Cheney, 46, who moved from Virginia to Wyoming last year to assay a possible run, made her intentions known in a six-minute YouTube video released 30 minutes after Enzi declared his intentions to seek a fourth term.
The Republican lacerated President Obama and "his liberal allies" — after going on at some length about her family's deep Wyoming roots — but never mentioned the name of her opponent, a reliable and well-liked conservative. The closest she came to criticism was a suggestion that it was time "for a new generation of leadership to step up to the plate."

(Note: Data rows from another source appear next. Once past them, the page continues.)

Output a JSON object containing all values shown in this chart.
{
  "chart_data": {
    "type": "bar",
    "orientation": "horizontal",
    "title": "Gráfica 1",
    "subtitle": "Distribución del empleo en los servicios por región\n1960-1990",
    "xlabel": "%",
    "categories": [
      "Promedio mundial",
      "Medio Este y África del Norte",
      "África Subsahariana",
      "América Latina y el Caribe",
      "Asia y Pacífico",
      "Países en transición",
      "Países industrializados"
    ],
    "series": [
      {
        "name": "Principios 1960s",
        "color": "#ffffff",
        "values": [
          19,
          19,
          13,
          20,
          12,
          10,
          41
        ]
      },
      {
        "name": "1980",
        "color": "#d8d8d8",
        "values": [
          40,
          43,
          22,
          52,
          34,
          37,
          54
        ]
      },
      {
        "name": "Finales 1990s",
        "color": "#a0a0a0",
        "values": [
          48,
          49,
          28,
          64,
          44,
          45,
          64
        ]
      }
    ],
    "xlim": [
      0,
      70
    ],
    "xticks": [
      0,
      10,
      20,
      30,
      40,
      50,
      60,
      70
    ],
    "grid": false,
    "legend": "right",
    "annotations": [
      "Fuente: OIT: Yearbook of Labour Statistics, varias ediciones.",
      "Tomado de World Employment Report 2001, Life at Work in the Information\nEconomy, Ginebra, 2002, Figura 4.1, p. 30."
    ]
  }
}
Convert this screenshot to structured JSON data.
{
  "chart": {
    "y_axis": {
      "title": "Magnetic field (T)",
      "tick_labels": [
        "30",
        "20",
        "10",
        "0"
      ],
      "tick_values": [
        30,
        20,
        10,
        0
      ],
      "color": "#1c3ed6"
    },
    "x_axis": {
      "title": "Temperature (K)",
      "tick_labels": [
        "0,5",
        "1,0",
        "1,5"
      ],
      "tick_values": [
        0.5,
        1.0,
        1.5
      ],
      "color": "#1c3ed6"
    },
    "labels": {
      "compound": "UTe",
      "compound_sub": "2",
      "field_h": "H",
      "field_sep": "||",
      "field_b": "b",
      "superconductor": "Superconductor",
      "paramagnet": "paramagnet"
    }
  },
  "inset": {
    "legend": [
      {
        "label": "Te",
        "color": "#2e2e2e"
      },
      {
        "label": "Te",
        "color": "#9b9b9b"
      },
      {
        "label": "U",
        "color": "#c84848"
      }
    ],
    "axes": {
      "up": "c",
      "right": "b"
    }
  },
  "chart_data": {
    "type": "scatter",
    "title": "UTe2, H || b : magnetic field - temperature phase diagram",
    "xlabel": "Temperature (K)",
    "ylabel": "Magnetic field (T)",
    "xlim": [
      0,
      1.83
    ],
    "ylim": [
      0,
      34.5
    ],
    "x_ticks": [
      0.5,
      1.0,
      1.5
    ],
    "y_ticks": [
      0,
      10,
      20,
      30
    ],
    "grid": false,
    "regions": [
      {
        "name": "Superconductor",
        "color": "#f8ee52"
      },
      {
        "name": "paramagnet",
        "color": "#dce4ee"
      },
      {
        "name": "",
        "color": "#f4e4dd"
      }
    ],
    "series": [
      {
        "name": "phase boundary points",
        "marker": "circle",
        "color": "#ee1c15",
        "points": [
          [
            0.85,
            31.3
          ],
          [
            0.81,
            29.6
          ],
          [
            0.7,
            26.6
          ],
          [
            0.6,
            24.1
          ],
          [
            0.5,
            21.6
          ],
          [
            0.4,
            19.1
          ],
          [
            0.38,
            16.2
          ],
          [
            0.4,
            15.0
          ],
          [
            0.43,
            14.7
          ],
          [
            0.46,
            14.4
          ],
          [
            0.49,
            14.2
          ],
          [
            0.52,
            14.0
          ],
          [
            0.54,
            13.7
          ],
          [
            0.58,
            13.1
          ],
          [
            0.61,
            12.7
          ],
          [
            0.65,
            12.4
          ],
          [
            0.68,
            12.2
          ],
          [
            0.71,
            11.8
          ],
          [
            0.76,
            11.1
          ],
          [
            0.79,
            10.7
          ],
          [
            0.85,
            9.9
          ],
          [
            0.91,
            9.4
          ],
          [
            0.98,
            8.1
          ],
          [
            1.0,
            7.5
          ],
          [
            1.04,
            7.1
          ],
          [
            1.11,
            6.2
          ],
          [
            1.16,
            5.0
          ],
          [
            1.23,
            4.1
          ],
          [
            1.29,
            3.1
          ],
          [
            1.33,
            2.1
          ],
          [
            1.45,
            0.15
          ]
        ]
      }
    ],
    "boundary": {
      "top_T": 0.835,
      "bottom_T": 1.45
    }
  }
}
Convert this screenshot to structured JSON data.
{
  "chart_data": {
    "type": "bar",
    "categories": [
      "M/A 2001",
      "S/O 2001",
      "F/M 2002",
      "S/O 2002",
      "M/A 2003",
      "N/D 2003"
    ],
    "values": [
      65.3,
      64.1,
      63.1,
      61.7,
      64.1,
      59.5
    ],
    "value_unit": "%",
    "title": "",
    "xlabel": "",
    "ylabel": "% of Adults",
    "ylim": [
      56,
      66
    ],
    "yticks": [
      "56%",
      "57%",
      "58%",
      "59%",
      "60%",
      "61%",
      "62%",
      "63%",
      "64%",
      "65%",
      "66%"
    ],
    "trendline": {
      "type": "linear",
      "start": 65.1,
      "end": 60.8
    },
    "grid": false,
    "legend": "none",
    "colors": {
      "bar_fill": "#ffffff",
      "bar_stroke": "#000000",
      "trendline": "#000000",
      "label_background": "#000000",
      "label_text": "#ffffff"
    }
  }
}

Enzi, a family friend of the Cheneys, appeared caught off-guard. Speaking in Washington, he said he received no heads-up before the announcement. "She said that if I ran she wasn't going to run, but obviously that wasn't correct," Enzi told reporters in the Capitol. "I thought we were friends."
Enzi's colleagues were quick to rally to the incumbent, vowing to place the party's campaign machinery behind his reelection bid. Sen. Jerry Moran of Kansas, the chairman of the National Republican Senatorial Committee, said he would use party resources to back Enzi in the primary, even if that meant diverting money from the GOP's larger effort to win control of the Senate in the fall.
Senate Minority Leader Mitch McConnell of Kentucky said he would support Enzi, as did his Wyoming colleague, Republican Sen. John Barrasso, who stood by Enzi's side during his impromptu news conference.
Cheney, the elder of two Cheney daughters, is "very talented and has a bright future," Barrasso said, but Enzi "is a tremendous senator" deserving of another term.
Enzi, who won office in 1996, has a history of easy reelections, though he conceded he has never been a strong fundraiser. Money shouldn't be a problem for Cheney, who has both nationwide name recognition and the benefit of the extensive political network her father, a former Wyoming congressman, built over the decades.
Cheney has long been an informal advisor to her father and an outspoken voice in conservative circles, especially on defense and foreign policy issues. During the administration of President George W. Bush and her father, she worked in the State Department and the Agency for International Development in Washington. Shortly after her announcement, Fox News said it would end her role as a paid on-air commentator.
The contest, which promises to be a marquee race in 2014, is unlikely to affect the balance of power in the Senate. Wyoming is a staunchly Republican state, and the winner of the primary seems almost certain to win the general election.
"A bright, shiny object" was how Jennifer Duffy, an analyst with the nonpartisan Cook Political Report, described the contest: Interesting but ultimately a diversion from more important races.